# input on this yrs morel season in Madison County



## woodsman1 (Apr 1, 2014)

So this has been a strange year. Not hearing of any big daily finds. Yesterday last year I pulled over 190 in 3 hrs from one of my long time trusty holes. This year it's only produced 1 yellow an 1 half frees. This year has been terrible for me. Any one else. What's your input on the season I can't tell if it's winding down or if we're still Gona get a good flush like a restart when it warms back up. My opinion is the ground had already reached producing temps. Therefore I don't think we will see it getting any better. Hope I'm wrong. Greys are slowly going away an yellows are starting to flush out. I did come across 10 yellows today that were already dry an crumbling


----------



## momhunter (Apr 18, 2013)

This year hasn't been great, so far!! Nothing yet in our honey holes either, but sometimes they just quit producing and you have to move on and find another spot. Did find some small yellows and quite a few nice size greys on Tues. I checked my pictures from last year, and we found our big yellows between April 27-29th. The same time frame for 2013. So, we'll continue to hunt up thru the 1st of May. I saw an article in the Lake News Online, at the Lake of the Ozarks yesterday where they are just starting to find lots of big yellows there. ......so maybe there's still hope, as they are 3 hrs southwest of us. We need some warm sunshine and not so cool nights!

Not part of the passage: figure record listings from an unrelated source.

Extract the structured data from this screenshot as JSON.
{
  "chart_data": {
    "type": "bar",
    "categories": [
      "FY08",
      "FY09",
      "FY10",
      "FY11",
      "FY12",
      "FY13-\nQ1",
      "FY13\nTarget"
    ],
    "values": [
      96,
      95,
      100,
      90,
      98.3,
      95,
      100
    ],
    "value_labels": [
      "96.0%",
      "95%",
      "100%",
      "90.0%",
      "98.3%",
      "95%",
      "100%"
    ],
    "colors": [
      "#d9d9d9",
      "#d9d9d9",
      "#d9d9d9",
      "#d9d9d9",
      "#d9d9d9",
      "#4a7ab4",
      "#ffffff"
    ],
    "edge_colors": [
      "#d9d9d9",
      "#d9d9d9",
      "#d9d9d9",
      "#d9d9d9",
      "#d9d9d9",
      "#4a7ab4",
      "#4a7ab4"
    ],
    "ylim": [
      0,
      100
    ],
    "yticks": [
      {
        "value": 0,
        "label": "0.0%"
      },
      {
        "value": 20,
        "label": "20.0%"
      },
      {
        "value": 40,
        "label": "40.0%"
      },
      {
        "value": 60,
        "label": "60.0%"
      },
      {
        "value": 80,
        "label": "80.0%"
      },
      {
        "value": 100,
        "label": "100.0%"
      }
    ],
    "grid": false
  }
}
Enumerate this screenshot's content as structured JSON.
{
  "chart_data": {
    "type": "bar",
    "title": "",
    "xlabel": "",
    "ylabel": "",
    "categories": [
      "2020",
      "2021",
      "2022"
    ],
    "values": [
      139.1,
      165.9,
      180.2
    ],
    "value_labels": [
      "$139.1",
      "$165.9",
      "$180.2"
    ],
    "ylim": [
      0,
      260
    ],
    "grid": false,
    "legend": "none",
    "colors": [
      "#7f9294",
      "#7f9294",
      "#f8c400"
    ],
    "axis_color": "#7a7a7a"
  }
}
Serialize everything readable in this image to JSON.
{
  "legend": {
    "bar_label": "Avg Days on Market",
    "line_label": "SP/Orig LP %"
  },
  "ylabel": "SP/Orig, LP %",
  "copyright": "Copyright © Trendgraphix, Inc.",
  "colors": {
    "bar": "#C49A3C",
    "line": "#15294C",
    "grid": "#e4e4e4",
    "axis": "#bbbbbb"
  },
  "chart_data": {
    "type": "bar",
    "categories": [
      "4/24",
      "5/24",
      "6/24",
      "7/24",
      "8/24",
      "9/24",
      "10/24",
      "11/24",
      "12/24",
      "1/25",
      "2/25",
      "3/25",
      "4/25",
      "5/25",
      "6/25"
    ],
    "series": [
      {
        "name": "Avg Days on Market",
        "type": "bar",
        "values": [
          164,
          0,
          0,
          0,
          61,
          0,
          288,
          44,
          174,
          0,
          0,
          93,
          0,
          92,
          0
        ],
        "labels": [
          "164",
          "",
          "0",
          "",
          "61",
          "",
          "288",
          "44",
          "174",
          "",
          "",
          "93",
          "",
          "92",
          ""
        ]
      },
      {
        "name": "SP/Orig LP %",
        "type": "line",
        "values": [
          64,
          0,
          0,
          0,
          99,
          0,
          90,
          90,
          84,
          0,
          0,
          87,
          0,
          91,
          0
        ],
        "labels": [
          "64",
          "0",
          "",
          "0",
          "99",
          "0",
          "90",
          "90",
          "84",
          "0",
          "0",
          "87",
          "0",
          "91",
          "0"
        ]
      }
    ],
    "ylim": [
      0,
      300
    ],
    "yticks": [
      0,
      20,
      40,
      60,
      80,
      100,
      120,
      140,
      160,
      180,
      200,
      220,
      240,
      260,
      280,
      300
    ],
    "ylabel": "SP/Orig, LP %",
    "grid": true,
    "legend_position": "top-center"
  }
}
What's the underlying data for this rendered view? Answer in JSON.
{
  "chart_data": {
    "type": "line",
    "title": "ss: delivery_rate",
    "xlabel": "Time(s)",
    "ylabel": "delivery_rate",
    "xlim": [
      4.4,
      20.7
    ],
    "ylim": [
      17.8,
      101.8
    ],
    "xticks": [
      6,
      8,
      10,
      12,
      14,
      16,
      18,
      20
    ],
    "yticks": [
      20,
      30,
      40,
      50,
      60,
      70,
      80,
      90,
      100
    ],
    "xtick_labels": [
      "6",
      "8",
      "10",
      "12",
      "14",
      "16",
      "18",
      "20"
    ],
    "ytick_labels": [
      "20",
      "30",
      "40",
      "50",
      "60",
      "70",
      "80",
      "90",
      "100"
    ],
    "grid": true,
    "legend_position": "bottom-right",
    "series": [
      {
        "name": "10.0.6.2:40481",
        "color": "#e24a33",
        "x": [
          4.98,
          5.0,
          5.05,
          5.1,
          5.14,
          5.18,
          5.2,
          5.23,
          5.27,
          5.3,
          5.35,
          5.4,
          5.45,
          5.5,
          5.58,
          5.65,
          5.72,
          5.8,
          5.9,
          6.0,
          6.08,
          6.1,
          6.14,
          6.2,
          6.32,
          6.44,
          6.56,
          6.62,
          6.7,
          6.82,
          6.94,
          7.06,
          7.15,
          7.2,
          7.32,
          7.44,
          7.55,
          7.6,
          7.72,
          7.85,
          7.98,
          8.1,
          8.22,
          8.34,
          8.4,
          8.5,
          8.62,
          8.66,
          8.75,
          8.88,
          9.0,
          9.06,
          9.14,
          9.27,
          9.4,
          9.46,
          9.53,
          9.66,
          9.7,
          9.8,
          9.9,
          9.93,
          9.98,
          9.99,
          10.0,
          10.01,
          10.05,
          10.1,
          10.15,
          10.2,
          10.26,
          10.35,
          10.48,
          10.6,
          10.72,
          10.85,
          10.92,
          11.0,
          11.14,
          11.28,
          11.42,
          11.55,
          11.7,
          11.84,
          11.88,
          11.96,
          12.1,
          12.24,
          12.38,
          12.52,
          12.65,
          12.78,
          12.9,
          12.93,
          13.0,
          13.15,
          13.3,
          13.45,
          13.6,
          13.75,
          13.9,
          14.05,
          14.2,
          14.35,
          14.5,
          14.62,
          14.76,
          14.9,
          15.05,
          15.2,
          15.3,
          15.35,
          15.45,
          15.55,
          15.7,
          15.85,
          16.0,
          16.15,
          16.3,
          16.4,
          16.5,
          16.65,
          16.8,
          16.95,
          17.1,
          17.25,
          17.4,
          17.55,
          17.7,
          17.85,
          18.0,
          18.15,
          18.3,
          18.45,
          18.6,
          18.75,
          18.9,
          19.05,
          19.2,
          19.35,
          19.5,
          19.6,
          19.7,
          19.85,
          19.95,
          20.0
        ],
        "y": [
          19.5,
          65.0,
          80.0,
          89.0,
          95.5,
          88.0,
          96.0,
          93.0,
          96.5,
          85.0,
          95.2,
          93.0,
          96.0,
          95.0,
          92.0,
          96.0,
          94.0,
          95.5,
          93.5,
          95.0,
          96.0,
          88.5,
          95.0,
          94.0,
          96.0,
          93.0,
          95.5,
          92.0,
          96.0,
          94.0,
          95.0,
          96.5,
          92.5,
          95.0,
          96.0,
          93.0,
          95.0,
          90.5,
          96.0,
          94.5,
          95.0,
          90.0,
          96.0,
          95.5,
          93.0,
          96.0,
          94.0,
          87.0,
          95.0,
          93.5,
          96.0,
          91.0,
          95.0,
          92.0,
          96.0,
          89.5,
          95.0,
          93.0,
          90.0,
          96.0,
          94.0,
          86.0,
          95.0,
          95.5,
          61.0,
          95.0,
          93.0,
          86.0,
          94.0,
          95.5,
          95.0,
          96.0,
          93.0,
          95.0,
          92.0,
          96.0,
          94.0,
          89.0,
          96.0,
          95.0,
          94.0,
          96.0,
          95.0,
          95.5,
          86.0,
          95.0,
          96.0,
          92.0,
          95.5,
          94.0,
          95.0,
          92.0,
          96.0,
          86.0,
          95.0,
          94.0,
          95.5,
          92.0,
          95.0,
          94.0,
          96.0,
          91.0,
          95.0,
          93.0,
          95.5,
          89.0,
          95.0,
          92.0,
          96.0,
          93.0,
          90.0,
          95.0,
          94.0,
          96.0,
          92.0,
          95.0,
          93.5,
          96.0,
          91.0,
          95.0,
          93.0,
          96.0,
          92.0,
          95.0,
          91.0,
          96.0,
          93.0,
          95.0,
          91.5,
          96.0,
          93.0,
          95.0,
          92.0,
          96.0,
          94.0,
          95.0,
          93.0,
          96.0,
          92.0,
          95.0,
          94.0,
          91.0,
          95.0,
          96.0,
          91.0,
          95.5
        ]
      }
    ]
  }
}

Just hoping the weeds and grasses don't get to tall to see them, if and when they do pop up!


----------



## david - sw il (Apr 2, 2013)

This season sucks. Period. One of the worst I've seen by far. I hunted the past couple days and found less than 2 pounds total. A lot of singles and a lot of walking, they are super spotty. Terrible season. I'm holding out some hope for the N slopes but we need some more rain and warmth and the forecast doesn't look good...


----------



## woodsman1 (Apr 1, 2014)

Been finding a lot of big already drying up yellows last few days. What's everyone's input on what the season is going to do now that it's Gona warm up. Are ya thinking the season is about over are do you think we're Gona get another good flush for a week or 2


----------